• The Housing-Health Connection
  • Volume 20, Number 2
  • Managing Editor: Mark D. Shroder
  • Associate Editor: Michelle P. Matuga
 

A Pilot Community Health Worker Program in Subsidized Housing: The Health + Housing Project

Amy L. Freeman
Tianying Li
Sue A. Kaplan
New York University School of Medicine

Ingrid Gould Ellen
New York University

Ashley Young
Diane Rubin
Henry Street Settlement

Marc N. Gourevitch
Kelly M. Doran
New York University School of Medicine


  • Objectives: We examine the implementation of a community health worker (CHW) program in subsidized housing, describe needs identified and priorities set by residents, and summarize participant-reported outcomes.
  • Methods: Partnering with a local community-based organization, four bilingual CHWs recruited adult residents in one public housing building and one Section 8 building to participate in a 15-month intervention.
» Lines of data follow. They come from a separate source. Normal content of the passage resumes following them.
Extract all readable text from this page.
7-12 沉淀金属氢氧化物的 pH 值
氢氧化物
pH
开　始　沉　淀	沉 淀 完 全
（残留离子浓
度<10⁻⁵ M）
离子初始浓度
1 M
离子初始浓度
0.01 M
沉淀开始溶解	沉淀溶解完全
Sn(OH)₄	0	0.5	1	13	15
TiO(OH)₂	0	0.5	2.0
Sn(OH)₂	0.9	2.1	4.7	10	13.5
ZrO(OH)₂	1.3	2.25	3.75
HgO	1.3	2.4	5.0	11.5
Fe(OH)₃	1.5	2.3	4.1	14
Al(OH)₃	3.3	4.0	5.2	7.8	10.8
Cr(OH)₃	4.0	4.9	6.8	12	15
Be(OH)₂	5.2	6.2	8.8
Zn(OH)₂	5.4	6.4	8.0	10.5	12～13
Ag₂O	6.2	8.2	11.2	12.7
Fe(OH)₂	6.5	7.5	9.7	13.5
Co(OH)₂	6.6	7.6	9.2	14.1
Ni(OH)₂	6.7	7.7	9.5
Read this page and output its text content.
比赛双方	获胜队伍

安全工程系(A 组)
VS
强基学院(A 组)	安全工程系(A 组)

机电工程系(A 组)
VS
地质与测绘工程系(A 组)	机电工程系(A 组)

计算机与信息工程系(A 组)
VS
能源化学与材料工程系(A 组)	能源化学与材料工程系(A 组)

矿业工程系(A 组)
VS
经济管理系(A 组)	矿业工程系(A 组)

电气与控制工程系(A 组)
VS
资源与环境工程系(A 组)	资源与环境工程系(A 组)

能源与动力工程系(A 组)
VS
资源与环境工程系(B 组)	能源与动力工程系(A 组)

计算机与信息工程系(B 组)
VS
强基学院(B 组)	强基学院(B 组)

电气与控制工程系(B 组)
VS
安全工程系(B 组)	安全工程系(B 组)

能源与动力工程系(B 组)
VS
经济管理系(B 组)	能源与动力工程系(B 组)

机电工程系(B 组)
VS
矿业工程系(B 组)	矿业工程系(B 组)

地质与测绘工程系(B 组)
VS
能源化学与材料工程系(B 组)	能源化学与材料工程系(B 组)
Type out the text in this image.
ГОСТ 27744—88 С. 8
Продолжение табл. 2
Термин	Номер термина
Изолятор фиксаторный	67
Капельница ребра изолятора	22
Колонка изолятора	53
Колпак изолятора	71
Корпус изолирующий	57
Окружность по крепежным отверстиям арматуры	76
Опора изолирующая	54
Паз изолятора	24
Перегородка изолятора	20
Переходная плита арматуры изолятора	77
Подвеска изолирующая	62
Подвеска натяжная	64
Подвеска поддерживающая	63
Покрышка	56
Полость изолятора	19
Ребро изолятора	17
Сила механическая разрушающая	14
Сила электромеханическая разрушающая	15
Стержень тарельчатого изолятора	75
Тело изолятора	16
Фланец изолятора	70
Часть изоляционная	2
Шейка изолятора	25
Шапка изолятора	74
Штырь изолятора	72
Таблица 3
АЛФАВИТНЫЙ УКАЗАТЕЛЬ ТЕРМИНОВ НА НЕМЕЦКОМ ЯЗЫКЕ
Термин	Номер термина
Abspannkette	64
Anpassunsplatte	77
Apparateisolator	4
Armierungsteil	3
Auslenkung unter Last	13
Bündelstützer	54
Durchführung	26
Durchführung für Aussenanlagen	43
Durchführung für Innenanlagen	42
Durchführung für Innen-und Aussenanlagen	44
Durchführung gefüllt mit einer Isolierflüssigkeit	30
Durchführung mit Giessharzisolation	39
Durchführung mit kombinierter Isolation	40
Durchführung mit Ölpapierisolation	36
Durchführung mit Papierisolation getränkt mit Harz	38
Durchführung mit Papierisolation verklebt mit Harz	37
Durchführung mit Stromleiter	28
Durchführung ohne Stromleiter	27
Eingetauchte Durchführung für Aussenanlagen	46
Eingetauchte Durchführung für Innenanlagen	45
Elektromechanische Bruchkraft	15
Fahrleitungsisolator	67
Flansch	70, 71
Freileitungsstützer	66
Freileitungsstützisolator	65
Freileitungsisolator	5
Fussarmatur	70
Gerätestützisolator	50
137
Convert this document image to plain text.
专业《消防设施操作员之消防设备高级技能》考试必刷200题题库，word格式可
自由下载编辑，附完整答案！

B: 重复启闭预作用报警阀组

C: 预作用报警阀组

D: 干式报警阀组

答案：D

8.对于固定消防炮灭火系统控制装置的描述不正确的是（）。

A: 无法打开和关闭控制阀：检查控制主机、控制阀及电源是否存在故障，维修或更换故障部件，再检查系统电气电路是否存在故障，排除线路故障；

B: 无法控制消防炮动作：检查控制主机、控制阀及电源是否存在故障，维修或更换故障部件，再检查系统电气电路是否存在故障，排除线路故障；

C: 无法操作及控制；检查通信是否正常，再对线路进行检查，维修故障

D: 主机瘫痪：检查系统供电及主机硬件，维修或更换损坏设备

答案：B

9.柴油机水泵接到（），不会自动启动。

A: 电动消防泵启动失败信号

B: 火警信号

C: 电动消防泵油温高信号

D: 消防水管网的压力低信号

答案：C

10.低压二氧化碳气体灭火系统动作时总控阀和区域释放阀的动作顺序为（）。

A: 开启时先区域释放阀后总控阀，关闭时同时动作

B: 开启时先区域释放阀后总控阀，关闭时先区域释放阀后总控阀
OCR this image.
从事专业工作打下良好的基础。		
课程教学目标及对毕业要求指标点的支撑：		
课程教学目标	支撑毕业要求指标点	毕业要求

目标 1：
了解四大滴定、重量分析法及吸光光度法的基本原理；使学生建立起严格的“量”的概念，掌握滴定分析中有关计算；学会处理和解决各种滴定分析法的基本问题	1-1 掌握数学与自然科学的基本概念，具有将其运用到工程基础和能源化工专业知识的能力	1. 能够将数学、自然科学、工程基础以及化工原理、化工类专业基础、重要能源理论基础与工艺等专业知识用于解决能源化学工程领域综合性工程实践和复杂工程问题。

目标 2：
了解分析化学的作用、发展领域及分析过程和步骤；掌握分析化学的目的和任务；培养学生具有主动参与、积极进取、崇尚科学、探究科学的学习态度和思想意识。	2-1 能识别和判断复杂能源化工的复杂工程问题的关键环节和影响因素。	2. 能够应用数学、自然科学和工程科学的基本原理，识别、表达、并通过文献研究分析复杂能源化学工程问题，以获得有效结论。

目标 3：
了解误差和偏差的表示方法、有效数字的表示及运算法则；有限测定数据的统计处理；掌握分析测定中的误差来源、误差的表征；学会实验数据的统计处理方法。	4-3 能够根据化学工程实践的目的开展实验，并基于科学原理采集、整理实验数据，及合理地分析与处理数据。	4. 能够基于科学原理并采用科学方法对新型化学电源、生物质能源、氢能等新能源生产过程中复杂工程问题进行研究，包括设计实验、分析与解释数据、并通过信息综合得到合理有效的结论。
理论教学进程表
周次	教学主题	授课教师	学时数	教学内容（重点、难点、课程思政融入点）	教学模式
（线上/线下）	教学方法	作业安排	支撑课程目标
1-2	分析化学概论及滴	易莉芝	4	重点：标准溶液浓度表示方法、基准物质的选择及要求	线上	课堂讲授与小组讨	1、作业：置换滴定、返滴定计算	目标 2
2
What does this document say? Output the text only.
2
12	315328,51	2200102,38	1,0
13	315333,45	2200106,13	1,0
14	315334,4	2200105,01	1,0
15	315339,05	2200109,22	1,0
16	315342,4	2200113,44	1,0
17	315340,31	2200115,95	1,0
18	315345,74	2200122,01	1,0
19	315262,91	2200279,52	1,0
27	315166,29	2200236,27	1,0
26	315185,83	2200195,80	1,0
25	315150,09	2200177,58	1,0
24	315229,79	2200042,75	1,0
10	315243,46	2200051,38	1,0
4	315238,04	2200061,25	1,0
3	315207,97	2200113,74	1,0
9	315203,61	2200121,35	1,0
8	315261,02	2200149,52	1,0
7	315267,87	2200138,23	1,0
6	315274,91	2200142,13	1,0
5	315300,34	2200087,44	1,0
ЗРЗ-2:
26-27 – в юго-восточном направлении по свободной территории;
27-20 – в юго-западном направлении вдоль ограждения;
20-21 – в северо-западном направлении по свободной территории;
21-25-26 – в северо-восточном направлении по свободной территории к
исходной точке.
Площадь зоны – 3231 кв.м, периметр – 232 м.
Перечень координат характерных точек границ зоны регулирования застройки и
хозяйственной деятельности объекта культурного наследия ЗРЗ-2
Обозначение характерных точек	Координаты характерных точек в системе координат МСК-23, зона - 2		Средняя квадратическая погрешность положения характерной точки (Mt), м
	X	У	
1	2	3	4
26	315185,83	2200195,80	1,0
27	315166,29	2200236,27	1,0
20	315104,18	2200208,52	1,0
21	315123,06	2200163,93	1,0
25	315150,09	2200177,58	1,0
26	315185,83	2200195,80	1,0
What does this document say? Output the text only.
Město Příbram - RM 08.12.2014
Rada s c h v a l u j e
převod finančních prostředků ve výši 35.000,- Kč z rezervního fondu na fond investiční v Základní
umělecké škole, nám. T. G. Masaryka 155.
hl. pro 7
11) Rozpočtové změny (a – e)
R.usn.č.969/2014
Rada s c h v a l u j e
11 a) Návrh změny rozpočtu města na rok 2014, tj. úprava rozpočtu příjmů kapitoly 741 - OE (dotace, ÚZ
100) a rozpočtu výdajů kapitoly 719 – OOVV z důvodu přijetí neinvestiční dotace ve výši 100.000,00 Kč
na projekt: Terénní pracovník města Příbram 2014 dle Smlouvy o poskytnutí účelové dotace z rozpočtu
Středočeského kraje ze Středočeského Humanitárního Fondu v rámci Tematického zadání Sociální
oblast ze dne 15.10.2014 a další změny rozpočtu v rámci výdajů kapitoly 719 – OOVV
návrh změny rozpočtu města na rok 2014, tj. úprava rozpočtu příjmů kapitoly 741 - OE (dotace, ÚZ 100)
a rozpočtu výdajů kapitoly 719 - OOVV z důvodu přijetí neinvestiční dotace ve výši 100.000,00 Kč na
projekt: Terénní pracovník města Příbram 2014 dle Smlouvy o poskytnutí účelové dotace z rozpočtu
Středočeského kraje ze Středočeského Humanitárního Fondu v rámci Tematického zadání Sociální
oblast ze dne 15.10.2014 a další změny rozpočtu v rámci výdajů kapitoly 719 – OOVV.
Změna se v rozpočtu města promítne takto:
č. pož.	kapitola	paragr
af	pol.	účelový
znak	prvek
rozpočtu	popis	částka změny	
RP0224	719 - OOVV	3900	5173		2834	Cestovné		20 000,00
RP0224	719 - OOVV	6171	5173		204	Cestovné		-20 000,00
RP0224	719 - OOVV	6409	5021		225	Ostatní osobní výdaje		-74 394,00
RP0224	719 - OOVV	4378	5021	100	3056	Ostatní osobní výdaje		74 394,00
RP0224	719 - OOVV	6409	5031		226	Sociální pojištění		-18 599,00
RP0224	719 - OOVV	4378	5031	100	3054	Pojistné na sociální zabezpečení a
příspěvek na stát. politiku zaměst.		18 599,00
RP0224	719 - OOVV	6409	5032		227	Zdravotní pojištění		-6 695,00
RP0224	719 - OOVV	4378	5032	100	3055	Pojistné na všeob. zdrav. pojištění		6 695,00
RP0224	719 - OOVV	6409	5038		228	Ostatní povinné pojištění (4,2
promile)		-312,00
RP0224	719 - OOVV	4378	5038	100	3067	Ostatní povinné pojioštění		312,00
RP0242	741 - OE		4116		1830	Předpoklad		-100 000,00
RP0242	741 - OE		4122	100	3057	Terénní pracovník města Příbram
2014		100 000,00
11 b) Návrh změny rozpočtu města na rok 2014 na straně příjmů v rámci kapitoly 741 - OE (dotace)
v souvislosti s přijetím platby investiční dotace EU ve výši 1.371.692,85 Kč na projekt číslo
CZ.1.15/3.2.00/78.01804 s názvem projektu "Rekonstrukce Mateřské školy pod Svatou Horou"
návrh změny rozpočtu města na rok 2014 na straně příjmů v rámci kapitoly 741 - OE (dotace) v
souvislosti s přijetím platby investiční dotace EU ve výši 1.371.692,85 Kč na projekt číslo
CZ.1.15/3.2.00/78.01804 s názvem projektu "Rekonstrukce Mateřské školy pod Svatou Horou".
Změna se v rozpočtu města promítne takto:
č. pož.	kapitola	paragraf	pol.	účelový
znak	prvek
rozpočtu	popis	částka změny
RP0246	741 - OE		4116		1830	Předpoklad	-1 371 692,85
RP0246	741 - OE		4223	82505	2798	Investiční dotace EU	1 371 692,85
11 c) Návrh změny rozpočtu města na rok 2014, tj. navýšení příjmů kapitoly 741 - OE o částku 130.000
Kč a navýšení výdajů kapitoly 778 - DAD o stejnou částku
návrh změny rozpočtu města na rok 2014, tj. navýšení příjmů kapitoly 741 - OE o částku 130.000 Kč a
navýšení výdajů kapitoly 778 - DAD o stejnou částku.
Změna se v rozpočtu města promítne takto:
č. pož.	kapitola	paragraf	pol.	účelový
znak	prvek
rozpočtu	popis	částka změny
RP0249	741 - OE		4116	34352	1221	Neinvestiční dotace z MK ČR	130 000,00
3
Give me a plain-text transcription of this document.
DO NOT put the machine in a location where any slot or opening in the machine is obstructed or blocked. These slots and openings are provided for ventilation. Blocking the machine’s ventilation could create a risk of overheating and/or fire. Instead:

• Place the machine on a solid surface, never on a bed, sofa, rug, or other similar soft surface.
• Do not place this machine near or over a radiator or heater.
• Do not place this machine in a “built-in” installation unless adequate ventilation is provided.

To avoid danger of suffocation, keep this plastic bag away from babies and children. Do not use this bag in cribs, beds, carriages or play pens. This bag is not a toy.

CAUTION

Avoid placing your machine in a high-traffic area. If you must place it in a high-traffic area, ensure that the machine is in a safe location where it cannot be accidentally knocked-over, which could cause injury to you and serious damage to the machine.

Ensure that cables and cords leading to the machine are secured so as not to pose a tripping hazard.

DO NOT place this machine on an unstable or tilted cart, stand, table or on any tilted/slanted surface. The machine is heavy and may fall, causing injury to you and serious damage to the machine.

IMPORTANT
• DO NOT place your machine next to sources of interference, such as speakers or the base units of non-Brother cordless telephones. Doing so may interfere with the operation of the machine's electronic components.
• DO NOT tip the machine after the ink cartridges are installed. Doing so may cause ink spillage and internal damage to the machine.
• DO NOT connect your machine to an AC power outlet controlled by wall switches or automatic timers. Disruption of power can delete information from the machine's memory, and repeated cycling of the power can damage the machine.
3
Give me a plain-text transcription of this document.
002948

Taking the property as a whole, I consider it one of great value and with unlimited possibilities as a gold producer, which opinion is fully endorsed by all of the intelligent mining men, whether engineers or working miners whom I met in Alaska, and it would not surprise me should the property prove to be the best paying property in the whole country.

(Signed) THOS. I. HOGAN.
Residents set health-related and life-improvement goals and developed an action plan for achieving them. CHWs used a motivational interviewing framework to help residents achieve their goals and connect them to case management, healthcare services, and other community resources. Prior to the intervention, surveyors approached every unit in both buildings for a baseline survey; 390 of an estimated 819 residents responded (47.6 percent). Of the 226 who completed an intake assessment with a CHW, 149 completed the program assessment questionnaire (65.9 percent).
  • Results: Residents reported high levels of chronic disease, mental health issues, and low satisfaction with social relationships. 226 residents (61.3 percent female, 29.7 percent age 65 years or older, and 68.6 percent Hispanic or Latino) completed an intake assessment with a CHW and received an average of 11 in-person visits. Most program assessment respondents reported partially or completely achieving their most important goal (82.0 percent). They also reported high levels of satisfaction with the CHW program (96.6 percent) and improved overall well-being (78.6 percent).
  • Conclusions: CHWs based in subsidized housing buildings encountered high levels of medical and social needs among residents. Improvements in self-reported well-being and high levels of satisfaction with the program suggest that such place-based initiatives may be effective in addressing health and its determinants.